Figure 1: Mapping the binding sites on the Vti1b H[abc] domain and the EPNR ENTH Delta-alpha-0 domain on their isolated structures. a, b, Ribbon diagram showing the three-helix bundle (H[abc] domain) of uncomplexed Vti1b (a, light green) and of uncomplexed EPNR ENTH 0 (b, pale pink). Surface views are shown in the same orientations. Mutated residues on both representations are coloured green if they affected binding to EPNR, pink if they affected binding to Vti1b H[abc] and grey-blue if there was no effect (surface views only). c–f, Pull-down experiments detecting the binding of EPNR ENTH–Myc constructs to GST–Vti1b by western blotting for the Myc tag. c, The effect of mutations in GST–Vti1b on their binding of wild-type EPNR ENTH–Myc. d, e, The effect of point (d) and helix-deletion (e) mutations in EPNR ENTH–Myc on their binding to wild-type GST–Vti1b. f, The effect of the charge-swap mutations EPNR(R146E) and Vti1b(E23R) introduced on the basis of the complex structure.

Figure 2.
Figure 2: The EPNR ENTH Delta-alpha-0–Vti1b H[abc] domain complex. a, The complex is shown, with Vti1b coloured dark green to pale green (N to C) and EPNR coloured pale pink to dark pink (N to C). Enlarged views are shown of key residues in the binding interface. The putative lipid binding helix 0 of EPNR is shown in grey. The proposed orientation of the remaining portions of Vti1b and EPNR are indicated by dotted lines.
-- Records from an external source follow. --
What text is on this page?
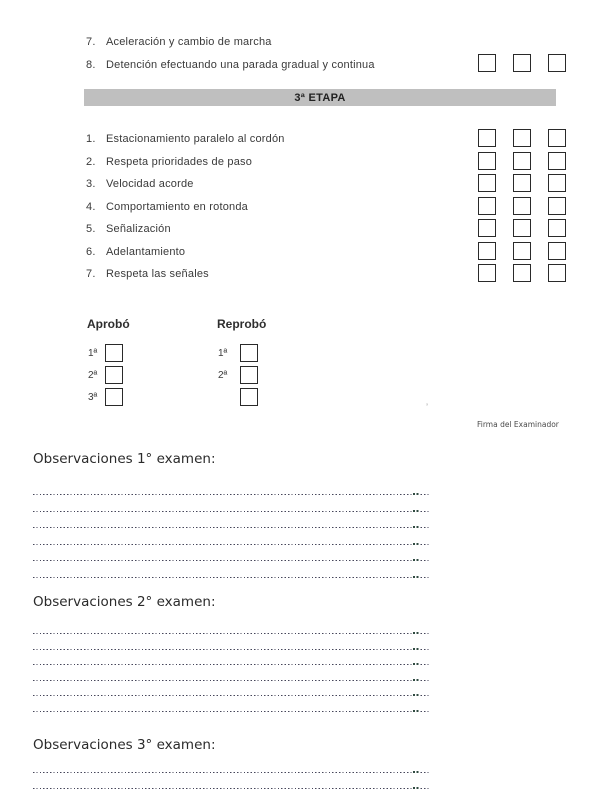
7. Aceleración y cambio de marcha
8. Detención efectuando una parada gradual y continua
3ª ETAPA
1. Estacionamiento paralelo al cordón
2. Respeta prioridades de paso
3. Velocidad acorde
4. Comportamiento en rotonda
5. Señalización
6. Adelantamiento
7. Respeta las señales
Aprobó	Reprobó
1ª
2ª
3ª
1ª
2ª
’
Firma del Examinador
Observaciones 1° examen:
Observaciones 2° examen:
Observaciones 3° examen:
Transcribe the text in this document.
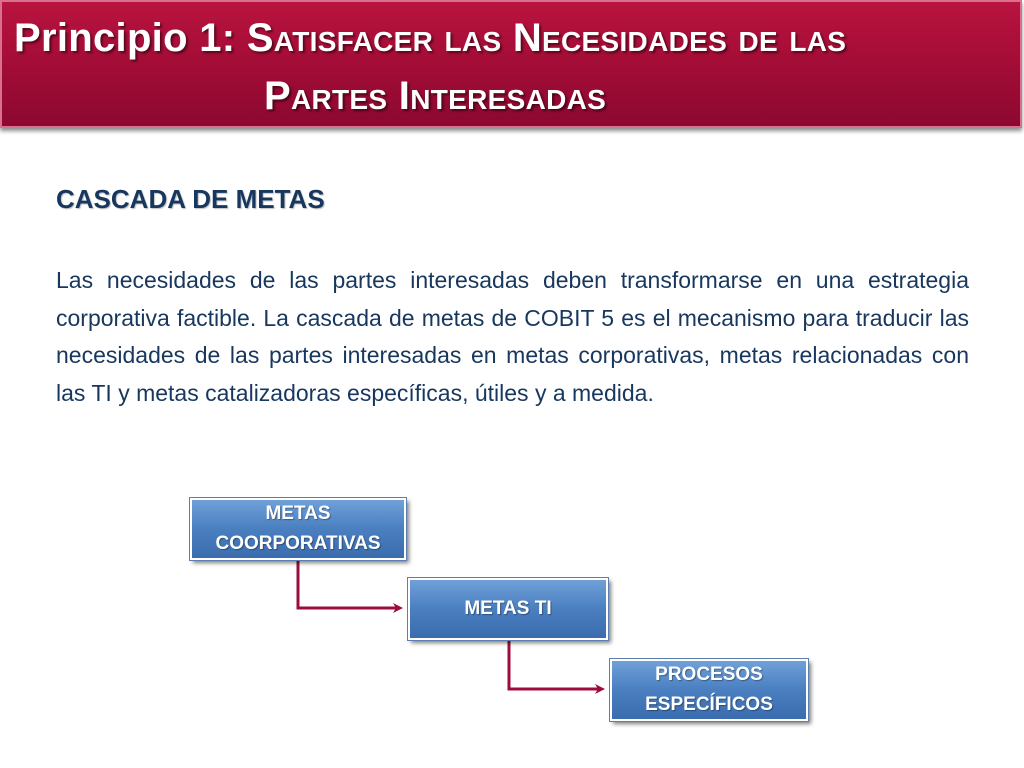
Principio 1: Satisfacer las Necesidades de las
Partes Interesadas
CASCADA DE METAS
Las necesidades de las partes interesadas deben transformarse en una estrategia corporativa factible. La cascada de metas de COBIT 5 es el mecanismo para traducir las necesidades de las partes interesadas en metas corporativas, metas relacionadas con las TI y metas catalizadoras específicas, útiles y a medida.
METAS
COORPORATIVAS
METAS TI
PROCESOS
ESPECÍFICOS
Charge-swap mutations are boxed. b, Surface representations of the complex, with each rotated by 90 degrees to show the 'footprint' of interaction coloured green on Vti1b H[abc] and pink on EPNR ENTH. C ribbons and side chains participating in the interaction are shown through the different surfaces. Mutated residues that have been demonstrated to affect binding are boxed. c, Structure-based sequence alignment of the H[abc] domains of mouse Vti1b, mouse Vti1a and yeast Vti1 (with conserved residues boxed in green), and of human EPNR ENTH domain with yeast Ent3 (with conserved residues shown in pink). Residues in which mutation abolishes binding between Vti1b and EPNR are marked with an asterisk. Residues that have significant roles in the binding interface are indicated by a triangle.

The above figures are reprinted by permission from Macmillan Publishers Ltd: Nature (2007, 450, 570-574) copyright 2007.

Figures were selected by an automated process.